Weniger direkte Zusammenhänge gab es bei den Studierenden der Philosophischen Fakultät: Die Studiengänge Deutsche Philologie und Neuere Sprachen waren besonders beliebt bei den Studierenden, deren Eltern Lehrer oder Professoren waren. Allerdings übten die Väter insgesamt eine Vielzahl von Berufen ohne fachliche Korrelation aus – Kaufmänner, Offiziere, Pastoren, Gastwirte und Bäckermeister. Unter den 17 erfassten Studierenden der Geschichte arbeiteten sieben Väter als Lehrer (3) oder Pastoren (4).
Völlig anders waren die Korrelationen bei der erst jüngst populär gewordenen Mathematik. Von den 102 erfassten Studierenden gaben lediglich sechs an, dass ihr Vater Rechnungsrat, Lehrer, Professor oder Arzt war. Sechzehn Väter arbeiteten als Kaufmann. Insgesamt aber übte die übergroße Mehrzahl der Väter der erfassten Studierenden keinen Beruf aus, bei dem ein direkter Zusammenhang zur Mathematik evident war - und dasselbe galt für die Studierenden der Chemie. Mit anderen Worten: Die naturwissenschaftlichen Studiengänge waren neu und für viele Studierende unabhängig von der familiären Disposition attraktiv.

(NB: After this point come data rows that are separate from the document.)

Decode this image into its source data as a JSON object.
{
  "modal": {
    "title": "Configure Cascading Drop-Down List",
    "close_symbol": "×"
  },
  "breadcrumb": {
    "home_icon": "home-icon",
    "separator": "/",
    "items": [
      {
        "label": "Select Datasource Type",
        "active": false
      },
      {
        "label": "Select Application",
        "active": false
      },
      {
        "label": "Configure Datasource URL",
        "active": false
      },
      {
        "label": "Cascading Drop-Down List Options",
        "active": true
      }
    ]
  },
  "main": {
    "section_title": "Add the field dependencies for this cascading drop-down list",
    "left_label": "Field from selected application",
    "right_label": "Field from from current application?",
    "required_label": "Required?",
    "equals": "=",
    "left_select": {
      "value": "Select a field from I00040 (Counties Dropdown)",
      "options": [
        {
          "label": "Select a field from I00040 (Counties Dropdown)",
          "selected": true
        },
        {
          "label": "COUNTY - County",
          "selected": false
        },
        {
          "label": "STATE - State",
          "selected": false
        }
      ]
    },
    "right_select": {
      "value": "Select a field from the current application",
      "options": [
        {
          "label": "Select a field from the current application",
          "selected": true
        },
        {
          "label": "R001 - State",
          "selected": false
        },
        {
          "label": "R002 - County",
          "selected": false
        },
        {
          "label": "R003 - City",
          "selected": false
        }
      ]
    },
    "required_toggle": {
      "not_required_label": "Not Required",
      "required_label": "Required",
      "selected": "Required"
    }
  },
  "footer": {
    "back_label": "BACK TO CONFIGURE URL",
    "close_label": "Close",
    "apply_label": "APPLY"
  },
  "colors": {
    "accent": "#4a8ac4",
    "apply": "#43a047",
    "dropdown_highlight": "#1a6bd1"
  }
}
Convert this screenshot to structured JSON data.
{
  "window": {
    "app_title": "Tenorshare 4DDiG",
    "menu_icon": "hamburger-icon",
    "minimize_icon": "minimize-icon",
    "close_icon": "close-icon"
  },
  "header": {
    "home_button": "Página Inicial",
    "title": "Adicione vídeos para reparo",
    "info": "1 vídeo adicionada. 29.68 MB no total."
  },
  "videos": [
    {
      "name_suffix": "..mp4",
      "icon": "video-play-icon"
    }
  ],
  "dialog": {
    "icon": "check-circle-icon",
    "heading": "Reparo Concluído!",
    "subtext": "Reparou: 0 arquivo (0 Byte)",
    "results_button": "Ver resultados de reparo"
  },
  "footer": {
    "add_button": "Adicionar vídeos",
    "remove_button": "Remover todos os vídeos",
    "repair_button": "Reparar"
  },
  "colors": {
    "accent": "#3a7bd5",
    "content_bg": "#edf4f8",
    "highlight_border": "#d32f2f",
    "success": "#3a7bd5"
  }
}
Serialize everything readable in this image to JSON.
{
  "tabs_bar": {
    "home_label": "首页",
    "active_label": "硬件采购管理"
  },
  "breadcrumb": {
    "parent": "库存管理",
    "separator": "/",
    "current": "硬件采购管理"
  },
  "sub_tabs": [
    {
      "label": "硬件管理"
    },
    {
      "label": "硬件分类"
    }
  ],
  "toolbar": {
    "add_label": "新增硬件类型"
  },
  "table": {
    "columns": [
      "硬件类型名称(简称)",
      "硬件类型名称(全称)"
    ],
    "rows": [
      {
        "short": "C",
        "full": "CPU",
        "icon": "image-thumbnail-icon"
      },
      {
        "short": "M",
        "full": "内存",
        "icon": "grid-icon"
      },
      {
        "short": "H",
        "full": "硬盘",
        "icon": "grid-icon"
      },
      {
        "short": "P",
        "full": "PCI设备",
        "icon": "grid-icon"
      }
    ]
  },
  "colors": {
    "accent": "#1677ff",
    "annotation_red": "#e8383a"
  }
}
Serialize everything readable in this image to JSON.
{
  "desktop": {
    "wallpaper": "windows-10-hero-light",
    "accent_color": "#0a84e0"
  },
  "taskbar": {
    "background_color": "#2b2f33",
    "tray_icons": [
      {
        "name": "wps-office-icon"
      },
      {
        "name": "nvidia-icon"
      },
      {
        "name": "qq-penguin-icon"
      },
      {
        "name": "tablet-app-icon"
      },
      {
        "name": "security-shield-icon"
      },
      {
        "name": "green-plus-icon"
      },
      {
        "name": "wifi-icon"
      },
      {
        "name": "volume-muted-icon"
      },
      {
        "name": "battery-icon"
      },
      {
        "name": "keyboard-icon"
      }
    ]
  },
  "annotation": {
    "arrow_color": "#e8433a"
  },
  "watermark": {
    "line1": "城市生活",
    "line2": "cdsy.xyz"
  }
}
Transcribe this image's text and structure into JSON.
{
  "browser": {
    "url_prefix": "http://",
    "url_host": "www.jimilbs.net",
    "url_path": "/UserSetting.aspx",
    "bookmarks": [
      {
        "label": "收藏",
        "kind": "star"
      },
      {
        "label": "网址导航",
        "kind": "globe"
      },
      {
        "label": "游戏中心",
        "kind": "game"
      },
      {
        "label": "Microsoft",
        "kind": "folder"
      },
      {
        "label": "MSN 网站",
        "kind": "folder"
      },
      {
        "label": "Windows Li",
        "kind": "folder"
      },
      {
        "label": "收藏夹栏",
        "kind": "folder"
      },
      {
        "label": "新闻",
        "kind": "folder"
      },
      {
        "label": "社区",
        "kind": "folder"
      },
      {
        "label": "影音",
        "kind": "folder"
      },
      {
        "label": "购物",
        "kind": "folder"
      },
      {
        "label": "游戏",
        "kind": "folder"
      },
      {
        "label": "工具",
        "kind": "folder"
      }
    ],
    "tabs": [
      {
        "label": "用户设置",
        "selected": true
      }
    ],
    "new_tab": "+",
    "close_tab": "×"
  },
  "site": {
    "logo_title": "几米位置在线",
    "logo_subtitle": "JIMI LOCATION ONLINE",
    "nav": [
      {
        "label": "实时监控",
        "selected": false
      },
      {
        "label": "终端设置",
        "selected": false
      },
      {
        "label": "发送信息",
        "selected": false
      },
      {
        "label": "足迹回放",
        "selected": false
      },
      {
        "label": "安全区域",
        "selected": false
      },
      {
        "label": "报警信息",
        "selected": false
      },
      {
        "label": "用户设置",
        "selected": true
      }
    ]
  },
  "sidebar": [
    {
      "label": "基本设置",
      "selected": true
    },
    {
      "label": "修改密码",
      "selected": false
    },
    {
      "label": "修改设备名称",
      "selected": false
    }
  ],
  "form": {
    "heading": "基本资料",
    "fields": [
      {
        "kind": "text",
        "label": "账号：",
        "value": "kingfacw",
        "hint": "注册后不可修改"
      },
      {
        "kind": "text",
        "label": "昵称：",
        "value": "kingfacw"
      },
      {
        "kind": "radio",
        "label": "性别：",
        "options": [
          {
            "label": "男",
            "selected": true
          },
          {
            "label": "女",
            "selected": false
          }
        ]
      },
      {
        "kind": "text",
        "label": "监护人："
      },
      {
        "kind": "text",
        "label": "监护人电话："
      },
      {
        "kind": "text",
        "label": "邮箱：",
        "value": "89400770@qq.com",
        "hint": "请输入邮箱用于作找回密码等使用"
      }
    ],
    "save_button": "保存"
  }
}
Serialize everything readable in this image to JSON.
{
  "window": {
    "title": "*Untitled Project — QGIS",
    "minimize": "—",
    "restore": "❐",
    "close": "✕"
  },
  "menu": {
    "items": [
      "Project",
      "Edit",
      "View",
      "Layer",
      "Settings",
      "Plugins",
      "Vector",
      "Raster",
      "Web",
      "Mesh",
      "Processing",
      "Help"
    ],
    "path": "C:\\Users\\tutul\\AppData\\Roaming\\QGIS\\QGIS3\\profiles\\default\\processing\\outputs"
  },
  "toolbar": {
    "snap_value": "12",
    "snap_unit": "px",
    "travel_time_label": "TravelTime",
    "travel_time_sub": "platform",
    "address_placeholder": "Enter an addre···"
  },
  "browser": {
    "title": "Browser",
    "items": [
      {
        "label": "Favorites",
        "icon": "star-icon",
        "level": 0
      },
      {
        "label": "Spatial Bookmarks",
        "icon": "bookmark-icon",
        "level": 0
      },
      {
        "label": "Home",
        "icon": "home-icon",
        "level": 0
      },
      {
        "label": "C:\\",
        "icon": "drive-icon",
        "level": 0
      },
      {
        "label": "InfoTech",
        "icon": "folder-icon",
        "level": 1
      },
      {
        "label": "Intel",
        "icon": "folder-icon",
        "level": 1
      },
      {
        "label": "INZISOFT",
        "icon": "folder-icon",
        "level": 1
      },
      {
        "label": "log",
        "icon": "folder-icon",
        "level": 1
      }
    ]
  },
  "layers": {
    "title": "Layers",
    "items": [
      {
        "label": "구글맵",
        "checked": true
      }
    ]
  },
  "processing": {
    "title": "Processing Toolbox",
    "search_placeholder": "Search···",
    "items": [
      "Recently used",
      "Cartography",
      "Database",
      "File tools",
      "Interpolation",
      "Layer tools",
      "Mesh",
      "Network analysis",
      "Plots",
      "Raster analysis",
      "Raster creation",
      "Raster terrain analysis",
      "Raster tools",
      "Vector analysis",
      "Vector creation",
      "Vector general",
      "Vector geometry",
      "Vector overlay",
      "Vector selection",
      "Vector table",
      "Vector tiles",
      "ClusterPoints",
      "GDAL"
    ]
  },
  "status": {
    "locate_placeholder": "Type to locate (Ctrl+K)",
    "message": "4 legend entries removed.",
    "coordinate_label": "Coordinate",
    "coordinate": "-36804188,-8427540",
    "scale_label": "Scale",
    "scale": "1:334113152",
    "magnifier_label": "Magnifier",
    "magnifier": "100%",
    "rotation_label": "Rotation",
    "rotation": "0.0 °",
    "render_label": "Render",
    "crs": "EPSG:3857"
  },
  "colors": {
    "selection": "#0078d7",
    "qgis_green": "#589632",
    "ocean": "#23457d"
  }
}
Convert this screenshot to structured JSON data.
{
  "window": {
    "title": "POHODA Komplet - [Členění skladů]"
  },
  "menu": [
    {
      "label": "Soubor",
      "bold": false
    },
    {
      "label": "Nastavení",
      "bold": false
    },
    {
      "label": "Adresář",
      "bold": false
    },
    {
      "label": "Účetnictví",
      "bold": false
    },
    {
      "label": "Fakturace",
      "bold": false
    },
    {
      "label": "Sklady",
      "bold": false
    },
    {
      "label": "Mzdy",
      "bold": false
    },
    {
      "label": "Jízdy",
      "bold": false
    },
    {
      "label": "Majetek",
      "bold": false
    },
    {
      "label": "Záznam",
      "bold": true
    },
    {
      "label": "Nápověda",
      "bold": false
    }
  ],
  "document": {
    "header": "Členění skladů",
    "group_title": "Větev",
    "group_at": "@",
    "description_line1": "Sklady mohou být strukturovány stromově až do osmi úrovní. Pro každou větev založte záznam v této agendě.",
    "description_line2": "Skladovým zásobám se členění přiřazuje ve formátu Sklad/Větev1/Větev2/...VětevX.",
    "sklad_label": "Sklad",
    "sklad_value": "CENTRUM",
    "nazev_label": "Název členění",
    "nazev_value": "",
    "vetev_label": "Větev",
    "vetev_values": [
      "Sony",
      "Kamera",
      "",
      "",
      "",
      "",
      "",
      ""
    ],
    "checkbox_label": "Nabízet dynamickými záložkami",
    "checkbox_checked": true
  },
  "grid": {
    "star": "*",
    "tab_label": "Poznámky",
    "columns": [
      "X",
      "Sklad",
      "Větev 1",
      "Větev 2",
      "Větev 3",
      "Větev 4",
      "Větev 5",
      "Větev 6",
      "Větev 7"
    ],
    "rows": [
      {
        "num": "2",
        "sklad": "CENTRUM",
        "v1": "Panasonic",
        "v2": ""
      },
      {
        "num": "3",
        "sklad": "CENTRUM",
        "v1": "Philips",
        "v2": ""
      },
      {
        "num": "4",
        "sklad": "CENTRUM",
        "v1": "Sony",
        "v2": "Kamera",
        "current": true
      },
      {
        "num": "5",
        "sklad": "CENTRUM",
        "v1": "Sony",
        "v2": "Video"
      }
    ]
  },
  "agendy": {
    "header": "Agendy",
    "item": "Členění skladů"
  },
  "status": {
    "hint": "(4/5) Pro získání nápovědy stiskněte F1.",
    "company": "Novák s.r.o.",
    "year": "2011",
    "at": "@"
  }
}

Traditionelle und mit hohem Sozialprestige verbundene Studiengänge hatten einen hohen bis sehr hohen Anteil an Studierenden, die ihren Vätern zu folgen versuchten. (Lara Flacke, Yara Zoch)




Klindworth

Abb.: Ausschnitt aus dem Matrikelbuch, der die sich für das Wintersemester 1910/1911 direkt untereinander immatrikulierenden Brüder Willy und Heinrich Klindworth zeigt. – Universitätsarchiv Göttingen.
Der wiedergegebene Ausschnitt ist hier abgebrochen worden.